Make two rectangles, top one blue for positive, bottom one orange for negative.
Select the two rectangles and copy (ctrl+C). Select the area chart series and paste (ctrl+V). The rectangle fills the area chart, so the top half is blue and the bottom half orange.
Since the data reaches farther in the positive direction (70.59) than in the negative direction (-43.34), the middle of the pasted shape is above zero, so some of the positive filled areas are orange. You can adjust the position in one of two ways:
1. Make the blue rectangle taller than the orange one, by the ratio of 70.59:43.34, before copying. This means a lot of rework if the data changes.
2. After pasting the rectangles, format the area chart series. Under the paint can, Fill, click on Picture or Texture Fill, and adjust the Offset Top and Offset Bottom values. A positive offset brings the top or bottom of the pasted colors toward the center, which would essentially truncate the tops of the peaks: not what we want. A negative offset moves the top or bottom of the pasted colors away from the center. We don’t want to change the top, but if we move the bottom lower, the boundary between blue and orange will move down. I found that an Offset Bottom value of -23% worked pretty well.

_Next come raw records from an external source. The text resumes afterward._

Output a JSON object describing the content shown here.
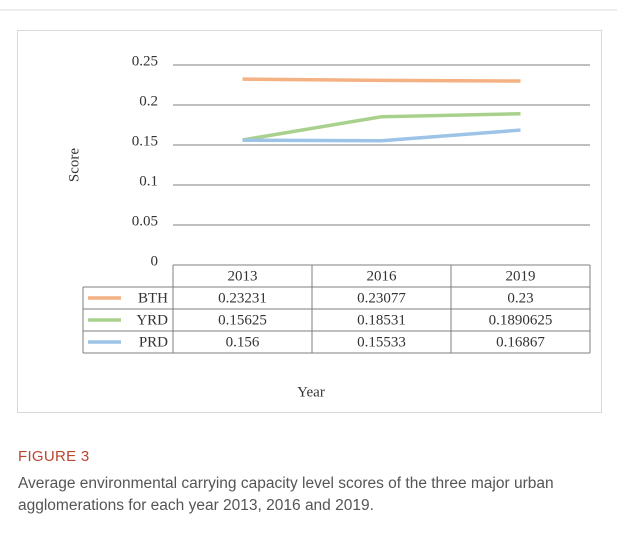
{
  "chart_data": {
    "type": "line",
    "y_label": "Score",
    "x_label": "Year",
    "categories": [
      "2013",
      "2016",
      "2019"
    ],
    "series": [
      {
        "name": "BTH",
        "color": "#f4b183",
        "values": [
          0.23231,
          0.23077,
          0.23
        ]
      },
      {
        "name": "YRD",
        "color": "#a9d18e",
        "values": [
          0.15625,
          0.18531,
          0.1890625
        ]
      },
      {
        "name": "PRD",
        "color": "#9dc3e6",
        "values": [
          0.156,
          0.15533,
          0.16867
        ]
      }
    ],
    "ylim": [
      0,
      0.25
    ],
    "yticks": [
      0,
      0.05,
      0.1,
      0.15,
      0.2,
      0.25
    ],
    "grid": true,
    "data_table": true
  },
  "figure": {
    "label": "FIGURE 3",
    "caption": "Average environmental carrying capacity level scores of the three major urban agglomerations for each year 2013, 2016 and 2019."
  }
}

I came up with a formula that works for these numbers; I don’t know how general it is. But this percentage is the same as
(max + min)/(max – min) = (70.59 + (-43.34))/(70.59 – (-43.34)) = 0.239
So maybe 24% is better than my experimentally-derived 23%.
Andrew says
Hi Jon,
Thanks for this – exactly what I was looking for. However, I’m struggling to adjust this to fit my data. I can recreate your example, but when I change the dates to a daily increment (rather than monthly) it doesn’t work. Any idea how I can accommodate this?
thanks,
Andrew
Jukas says
Hi, after hours of trying, I finally understood the problem with this method. And no, it does not work for all cases, unfortunately.
Basically, you need to have at least days in between each date (original date).
the axis format should be Date axis, this means dates /number are sorted ascending.
if you do not have 2 days between each original date, you will have sharp drops when crossing zero. this because the chart does read decimals.
I hope I have helped some people with my answer,
regards
Jukas
Jon Peltier says
Line and area charts don’t deal with fractions along the X-axis. They only deal with whole numbers of days.
The more days between points, the better my approach can interpolate the horizontal axis crossing points.
The data in my example showed monthly values, so my interpolations worked well. If you have daily data, you can’t interpolate, you can at best get the preceding of following day as the crossing point, which will look awful.